I cant fix this anymore. I cant make anyone happy so i am done. I will either sleep my life away. Do job applications or stay away from people. I like cats better anyway. Future cat lady here i come.


Kristi1971 May 14, 2019

When he says these things to make you question your own story, makes you question what you really remember or really think, it's called gaslighting. It actually does have a name. It's something that abusers are really good at.

No, you can't make anyone happy. That's not your job or your responsibility. You are not put on the earth to make anyone happy. Happiness comes from within. You have it within you to be happy right now. It's really hard to see this when you are in the fog you are in.

Deleted user Kristi1971 ⋅ May 14, 2019

gaslighting I never knew there was a term for it but I always see how people do that and manipulate others and I could never explain it but now I have a word for it thank you

Beret May 14, 2019

What kind of person sticks a needle into someone for a joke? Why in hell did you marry this guy? He adds absolutely nothing to your life. In fact, he only causes you more heartache and problems.

Beret May 14, 2019

Let me just add, none of this is normal or acceptable. This is not how mentally and emotionally stable people behave.

Deleted user May 14, 2019

So he's gone from threatening you to sticking pins in you and covering your mouth when you speak are you just waiting for the day he just punches you in the face to leave or are you going to stay after he does that because it's going to come to that sooner or later

Lunchbox May 14, 2019

He is abusive. He might not be beating the shit out of you now, but it will happen. Your man is supposed to protect you, not stick pins in you and laugh at you because you are scared. He's gaslighting you. I don't know you, but I read your story here, and it's heartbreaking. I really want the best for you. I hope you can find the strength within yourself to leave your abuser.

DreamsofJ May 14, 2019

Time to pack up and leave

mysterymelody DreamsofJ ⋅ May 17, 2019

my house i wont go anywhere if anyone goes its him

Anaiss May 14, 2019

What all your other noters said. There is nothing healthy, happy, hopeful, supportive, normal, joyful, or loving in your marriage.
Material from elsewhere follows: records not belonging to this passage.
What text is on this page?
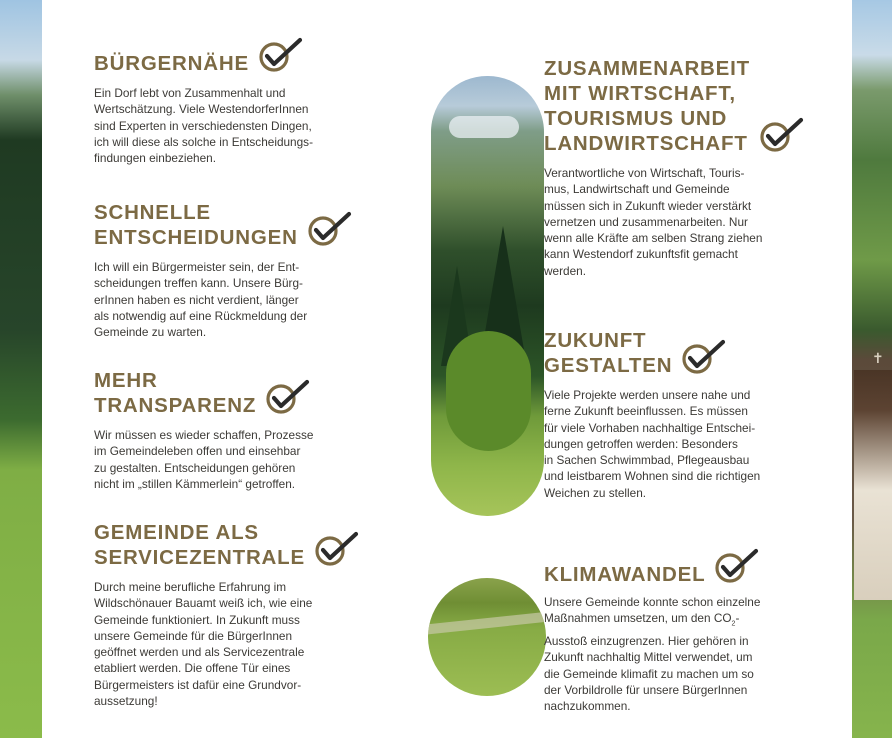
✝
BÜRGERNÄHE
Ein Dorf lebt von Zusammenhalt und
Wertschätzung. Viele WestendorferInnen
sind Experten in verschiedensten Dingen,
ich will diese als solche in Entscheidungs-
findungen einbeziehen.
SCHNELLE
ENTSCHEIDUNGEN
Ich will ein Bürgermeister sein, der Ent-
scheidungen treffen kann. Unsere Bürg-
erInnen haben es nicht verdient, länger
als notwendig auf eine Rückmeldung der
Gemeinde zu warten.
MEHR
TRANSPARENZ
Wir müssen es wieder schaffen, Prozesse
im Gemeindeleben offen und einsehbar
zu gestalten. Entscheidungen gehören
nicht im „stillen Kämmerlein“ getroffen.
GEMEINDE ALS
SERVICEZENTRALE
Durch meine berufliche Erfahrung im
Wildschönauer Bauamt weiß ich, wie eine
Gemeinde funktioniert. In Zukunft muss
unsere Gemeinde für die BürgerInnen
geöffnet werden und als Servicezentrale
etabliert werden. Die offene Tür eines
Bürgermeisters ist dafür eine Grundvor-
aussetzung!
ZUSAMMENARBEIT
MIT WIRTSCHAFT,
TOURISMUS UND
LANDWIRTSCHAFT
Verantwortliche von Wirtschaft, Touris-
mus, Landwirtschaft und Gemeinde
müssen sich in Zukunft wieder verstärkt
vernetzen und zusammenarbeiten. Nur
wenn alle Kräfte am selben Strang ziehen
kann Westendorf zukunftsfit gemacht
werden.
ZUKUNFT
GESTALTEN
Viele Projekte werden unsere nahe und
ferne Zukunft beeinflussen. Es müssen
für viele Vorhaben nachhaltige Entschei-
dungen getroffen werden: Besonders
in Sachen Schwimmbad, Pflegeausbau
und leistbarem Wohnen sind die richtigen
Weichen zu stellen.
KLIMAWANDEL
Unsere Gemeinde konnte schon einzelne
Maßnahmen umsetzen, um den $CO_2-$
Ausstoß einzugrenzen. Hier gehören in
Zukunft nachhaltig Mittel verwendet, um
die Gemeinde klimafit zu machen um so
der Vorbildrolle für unsere BürgerInnen
nachzukommen.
Your relationship is extremely dysfunctional. I don't understand how you view Talan as a good partner. You seem to be so kind, generous, loving, ambitious, determined. How much happier I think your life could be if you had a partner who shared your values and wanted to support you, see you succeed, and who sees the best in you. It IS possible.

Pockets May 14, 2019

just because you married him doesnt mean you have to stay with him. and sure, there's a fairytale land where marriages last forever and everyone is happy and sunshine shoots out of unicorns asses too. but. what you have is not ok. and you know it. and that's the thing that drives me crazy.

you know he's abusive.
you know what he's doing is not ok.
and you're not doing anything about it.
and i realise its hard. GOD do i know that. cuz oh hey, domestic abuse survivor here.
it's not going to get better. it never does. not when someone is as emotionally, mentally and now physically abusive as your husband.
it's going to get worse. and you have to decide what your priority is.
is it yourself and survival? or is trying to make a lazy abusive bastard happy?

also. letting your friends railroad you and your mom berate you is 100% dysfunctional so maybe some counselling would do you good. cuz if you keep doing nothing and just...languish in the land of abuse...you're going to wind up dead.